It was out of a "sense of deprivation" that Chinua Achebe wrote Things Fall Apart. That's what the renowned Nigerian novelist and "inventor of African literature," told a captivated crowd in Princeton, N.J. who gathered recently to celebrate the 50th anniversary of the seminal novel.
Five decades after its release, it is a fitting time to revisit the novel and all it symbolized. Consider the backdrop against which it was published. We are talking about a time in the late 1950s when writing in English about Africa was exclusively a non-African exercise. Praised works included Joyce Arthur Cary's 1939 novel, Mister Johnson, about Nigerian colonization, or Heart of Darkness, published in 1902 by Polish novelist Joseph Conrad, on adventures in the Congo.
In the midst of this literary whitewash, it was Achebe who had the daring to ask, "why don't we have our own books…why is my story not seen?"
In the prelude to Nigeria's independence from Britain in 1960, and that of many other African countries, Achebe decided to tell his own story and refute long-held distortions of African culture, history, language, values and practices. On June 7, 1958, Things Fall Apart was published. It is the world's most widely read African novel, having sold more than 8 million copies. It has been translated into over 50 languages.
Things Fall Apart is a brilliant work about the tragic consequences of British colonialism and the influence Christianity had on Ibo culture and community. The story is narrated through the life journey of the protagonist, Okonkwo, a "strong man" of an Ibo village in Nigeria who struggles with the old and new cultures. According to Achebe, Okonkwo is "a flawed hero…who did not listen properly to his culture." This tragic flaw was, in many ways, simply a reflection of Okonkwo's society struggling with imposition, accommodation and acceptance.
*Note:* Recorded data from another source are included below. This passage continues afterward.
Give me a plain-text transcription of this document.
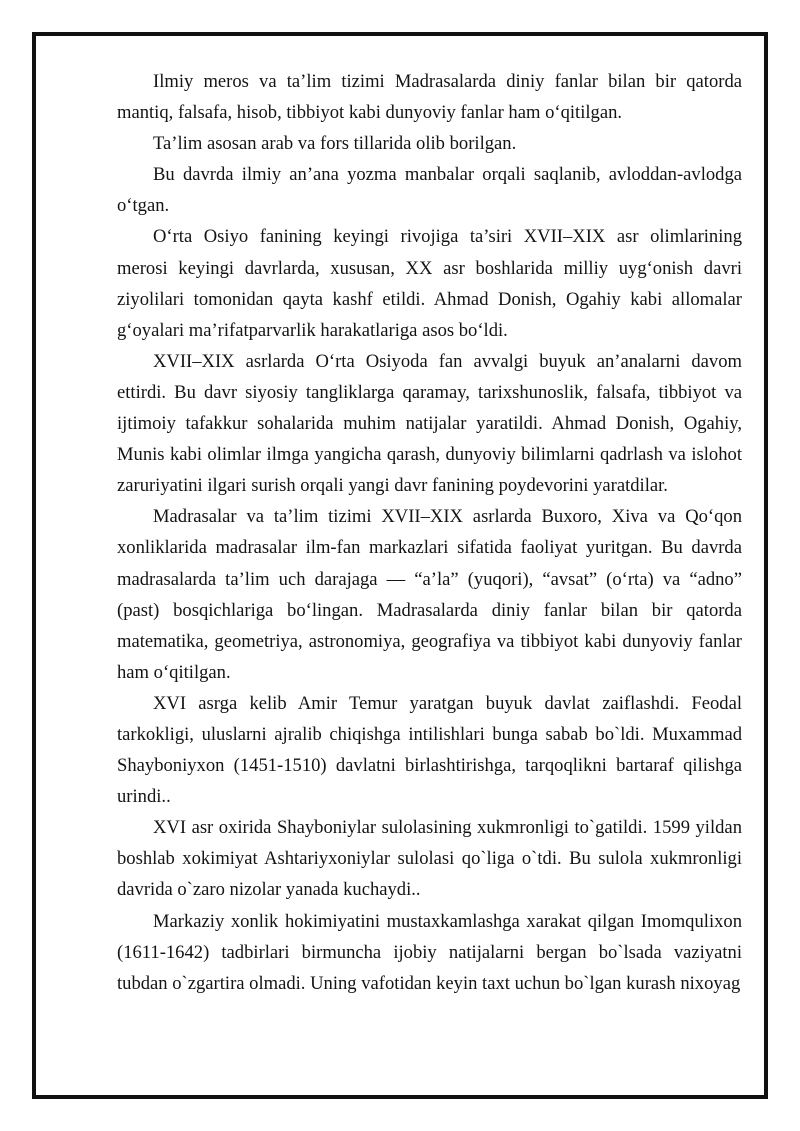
Ilmiy meros va ta’lim tizimi Madrasalarda diniy fanlar bilan bir qatorda mantiq, falsafa, hisob, tibbiyot kabi dunyoviy fanlar ham o‘qitilgan.

Ta’lim asosan arab va fors tillarida olib borilgan.

Bu davrda ilmiy an’ana yozma manbalar orqali saqlanib, avloddan-avlodga o‘tgan.

O‘rta Osiyo fanining keyingi rivojiga ta’siri XVII–XIX asr olimlarining merosi keyingi davrlarda, xususan, XX asr boshlarida milliy uyg‘onish davri ziyolilari tomonidan qayta kashf etildi. Ahmad Donish, Ogahiy kabi allomalar g‘oyalari ma’rifatparvarlik harakatlariga asos bo‘ldi.

XVII–XIX asrlarda O‘rta Osiyoda fan avvalgi buyuk an’analarni davom ettirdi. Bu davr siyosiy tangliklarga qaramay, tarixshunoslik, falsafa, tibbiyot va ijtimoiy tafakkur sohalarida muhim natijalar yaratildi. Ahmad Donish, Ogahiy, Munis kabi olimlar ilmga yangicha qarash, dunyoviy bilimlarni qadrlash va islohot zaruriyatini ilgari surish orqali yangi davr fanining poydevorini yaratdilar.

Madrasalar va ta’lim tizimi XVII–XIX asrlarda Buxoro, Xiva va Qo‘qon xonliklarida madrasalar ilm-fan markazlari sifatida faoliyat yuritgan. Bu davrda madrasalarda ta’lim uch darajaga — “a’la” (yuqori), “avsat” (o‘rta) va “adno” (past) bosqichlariga bo‘lingan. Madrasalarda diniy fanlar bilan bir qatorda matematika, geometriya, astronomiya, geografiya va tibbiyot kabi dunyoviy fanlar ham o‘qitilgan.

XVI asrga kelib Amir Temur yaratgan buyuk davlat zaiflashdi. Feodal tarkokligi, uluslarni ajralib chiqishga intilishlari bunga sabab bo`ldi. Muxammad Shayboniyxon (1451-1510) davlatni birlashtirishga, tarqoqlikni bartaraf qilishga urindi..

XVI asr oxirida Shayboniylar sulolasining xukmronligi to`gatildi. 1599 yildan boshlab xokimiyat Ashtariyxoniylar sulolasi qo`liga o`tdi. Bu sulola xukmronligi davrida o`zaro nizolar yanada kuchaydi..

Markaziy xonlik hokimiyatini mustaxkamlashga xarakat qilgan Imomqulixon (1611-1642) tadbirlari birmuncha ijobiy natijalarni bergan bo`lsada vaziyatni tubdan o`zgartira olmadi. Uning vafotidan keyin taxt uchun bo`lgan kurash nixoyag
While Achebe readily discussed the historical context of his groundbreaking work during his appearance in Princeton, he also spoke pointedly about modern politics, the failure of African leadership and the squandering of hope and opportunity following liberation in the 1960s. Calling the current state of Nigeria a "great disappointment," he said the "real failure is a failure of leadership." He added, "being old is not enough reason for knowledge."
For a country so well endowed, Achebe questioned conditions for so many Nigerians who should benefit from the wealth of indigenous resources. When asked about the source of this failure in leadership not only in Nigeria, but elsewhere on the continent, he replied: "I would not waste my time answering the question why [we have this failure]. Given the catastrophic consequences, attention should be on addressing it wherever we are."
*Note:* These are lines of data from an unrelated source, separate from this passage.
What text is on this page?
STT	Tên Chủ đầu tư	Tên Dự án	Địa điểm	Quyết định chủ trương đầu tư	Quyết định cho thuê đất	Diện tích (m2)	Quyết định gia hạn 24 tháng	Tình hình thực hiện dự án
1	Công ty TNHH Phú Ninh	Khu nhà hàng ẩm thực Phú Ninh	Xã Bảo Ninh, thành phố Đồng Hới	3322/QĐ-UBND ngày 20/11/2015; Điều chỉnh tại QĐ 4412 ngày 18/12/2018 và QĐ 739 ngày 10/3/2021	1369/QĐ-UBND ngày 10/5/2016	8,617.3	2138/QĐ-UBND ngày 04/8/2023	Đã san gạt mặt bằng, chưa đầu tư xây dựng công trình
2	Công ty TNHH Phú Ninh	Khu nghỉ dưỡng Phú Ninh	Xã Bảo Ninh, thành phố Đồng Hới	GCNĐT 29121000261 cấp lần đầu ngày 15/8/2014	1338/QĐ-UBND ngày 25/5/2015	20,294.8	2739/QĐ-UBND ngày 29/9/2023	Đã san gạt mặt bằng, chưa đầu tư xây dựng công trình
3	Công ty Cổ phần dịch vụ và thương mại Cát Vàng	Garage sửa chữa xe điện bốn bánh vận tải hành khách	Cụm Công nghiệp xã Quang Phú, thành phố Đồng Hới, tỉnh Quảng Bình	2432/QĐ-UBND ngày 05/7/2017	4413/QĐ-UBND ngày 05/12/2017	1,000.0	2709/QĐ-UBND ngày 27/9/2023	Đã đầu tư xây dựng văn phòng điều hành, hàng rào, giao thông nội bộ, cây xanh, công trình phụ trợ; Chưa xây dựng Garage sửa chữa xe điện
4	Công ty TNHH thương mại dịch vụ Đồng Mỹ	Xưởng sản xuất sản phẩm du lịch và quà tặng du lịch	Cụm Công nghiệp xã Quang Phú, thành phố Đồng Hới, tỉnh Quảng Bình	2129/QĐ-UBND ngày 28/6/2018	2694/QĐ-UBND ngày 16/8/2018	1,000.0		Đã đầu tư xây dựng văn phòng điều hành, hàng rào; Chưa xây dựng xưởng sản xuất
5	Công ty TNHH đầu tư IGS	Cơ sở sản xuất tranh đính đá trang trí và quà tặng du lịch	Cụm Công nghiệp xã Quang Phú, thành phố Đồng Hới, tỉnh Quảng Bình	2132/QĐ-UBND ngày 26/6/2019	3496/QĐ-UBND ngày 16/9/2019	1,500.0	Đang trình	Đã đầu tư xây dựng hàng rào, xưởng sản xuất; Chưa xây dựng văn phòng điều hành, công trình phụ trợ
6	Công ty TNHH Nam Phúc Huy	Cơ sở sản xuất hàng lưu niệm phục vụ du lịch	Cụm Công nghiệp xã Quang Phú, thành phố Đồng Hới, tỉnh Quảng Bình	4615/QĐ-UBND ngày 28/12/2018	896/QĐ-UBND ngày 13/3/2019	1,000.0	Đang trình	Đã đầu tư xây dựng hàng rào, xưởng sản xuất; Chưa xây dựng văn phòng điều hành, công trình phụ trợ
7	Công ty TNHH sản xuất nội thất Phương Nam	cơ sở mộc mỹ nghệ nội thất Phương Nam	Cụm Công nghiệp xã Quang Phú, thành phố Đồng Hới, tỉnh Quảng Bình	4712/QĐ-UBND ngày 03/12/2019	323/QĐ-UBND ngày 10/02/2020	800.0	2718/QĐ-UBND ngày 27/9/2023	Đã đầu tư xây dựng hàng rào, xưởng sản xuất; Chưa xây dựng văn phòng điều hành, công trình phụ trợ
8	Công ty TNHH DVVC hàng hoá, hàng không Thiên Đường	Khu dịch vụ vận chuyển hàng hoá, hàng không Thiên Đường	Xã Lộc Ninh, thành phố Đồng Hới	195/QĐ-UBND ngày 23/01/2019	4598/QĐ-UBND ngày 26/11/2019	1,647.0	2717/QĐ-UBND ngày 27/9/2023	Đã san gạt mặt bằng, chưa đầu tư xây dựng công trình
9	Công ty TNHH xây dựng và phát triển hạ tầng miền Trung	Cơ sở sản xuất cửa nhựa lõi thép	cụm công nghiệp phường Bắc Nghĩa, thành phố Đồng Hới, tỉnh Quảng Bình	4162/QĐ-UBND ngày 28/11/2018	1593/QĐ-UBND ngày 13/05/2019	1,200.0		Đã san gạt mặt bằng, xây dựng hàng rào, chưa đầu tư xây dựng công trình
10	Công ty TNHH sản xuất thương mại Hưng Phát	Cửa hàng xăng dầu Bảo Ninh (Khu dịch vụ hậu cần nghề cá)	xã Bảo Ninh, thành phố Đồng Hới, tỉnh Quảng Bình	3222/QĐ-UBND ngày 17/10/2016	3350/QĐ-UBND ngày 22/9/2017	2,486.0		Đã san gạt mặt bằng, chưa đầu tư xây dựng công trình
Indeed, reflecting on the root of the problem steals time away from the immediacy of poor leadership's devastating consequences. The economic and political chaos in Zimbabwe, the recent political crisis in Kenya, the inhumanity of the Darfur tragedy, the Iraq war and its devastating aftermath, the political turmoil in Pakistan, the resurgence of the Taliban in Afghanistan beg for a new generation of leadership to deal with moral and institutional decay.
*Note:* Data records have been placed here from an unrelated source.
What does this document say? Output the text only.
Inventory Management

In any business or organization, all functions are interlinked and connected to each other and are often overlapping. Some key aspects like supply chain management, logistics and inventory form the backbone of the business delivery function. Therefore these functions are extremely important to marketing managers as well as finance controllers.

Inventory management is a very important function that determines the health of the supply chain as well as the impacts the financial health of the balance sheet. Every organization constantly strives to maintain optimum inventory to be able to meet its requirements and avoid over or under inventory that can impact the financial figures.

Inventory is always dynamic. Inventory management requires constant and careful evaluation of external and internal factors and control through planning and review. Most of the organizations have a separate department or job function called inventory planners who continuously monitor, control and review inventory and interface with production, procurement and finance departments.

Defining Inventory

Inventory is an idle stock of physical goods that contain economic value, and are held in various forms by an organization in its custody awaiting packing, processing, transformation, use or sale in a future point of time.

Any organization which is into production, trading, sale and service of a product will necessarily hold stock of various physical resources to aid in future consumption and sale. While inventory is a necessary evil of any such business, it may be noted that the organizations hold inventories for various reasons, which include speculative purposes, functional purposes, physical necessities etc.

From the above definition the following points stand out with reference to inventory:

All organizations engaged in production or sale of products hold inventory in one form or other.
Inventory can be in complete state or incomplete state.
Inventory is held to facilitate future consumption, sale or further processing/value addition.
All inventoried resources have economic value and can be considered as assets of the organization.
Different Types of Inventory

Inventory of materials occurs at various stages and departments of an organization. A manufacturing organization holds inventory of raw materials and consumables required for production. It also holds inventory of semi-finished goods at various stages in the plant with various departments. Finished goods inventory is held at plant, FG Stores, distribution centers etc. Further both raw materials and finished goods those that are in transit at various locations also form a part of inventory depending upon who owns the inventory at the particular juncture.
I am personally indebted to Chinua Achebe's pioneering spirit and graceful courage to write Things Fall Apart. I am on an incessant pursuit for the authentic voice, for those special people who shed light on the silences. In the context of African literature, Achebe took the pen away from writers who had only objectified Africans, scribbled exoticism of their culture, and erased their humanity with the tops of their pencils. He did not just write a book. Achebe gave voice to the silences and omissions.
So, if you have not read Things Fall Apart, get yourself a copy. Read it. Fill the gap in your bookshelf. For those who have read it, there is no better time than the present to experience it once again.
Sundaa Bridgett Jones is an International Affairs Fellow at the Council on Foreign Relations.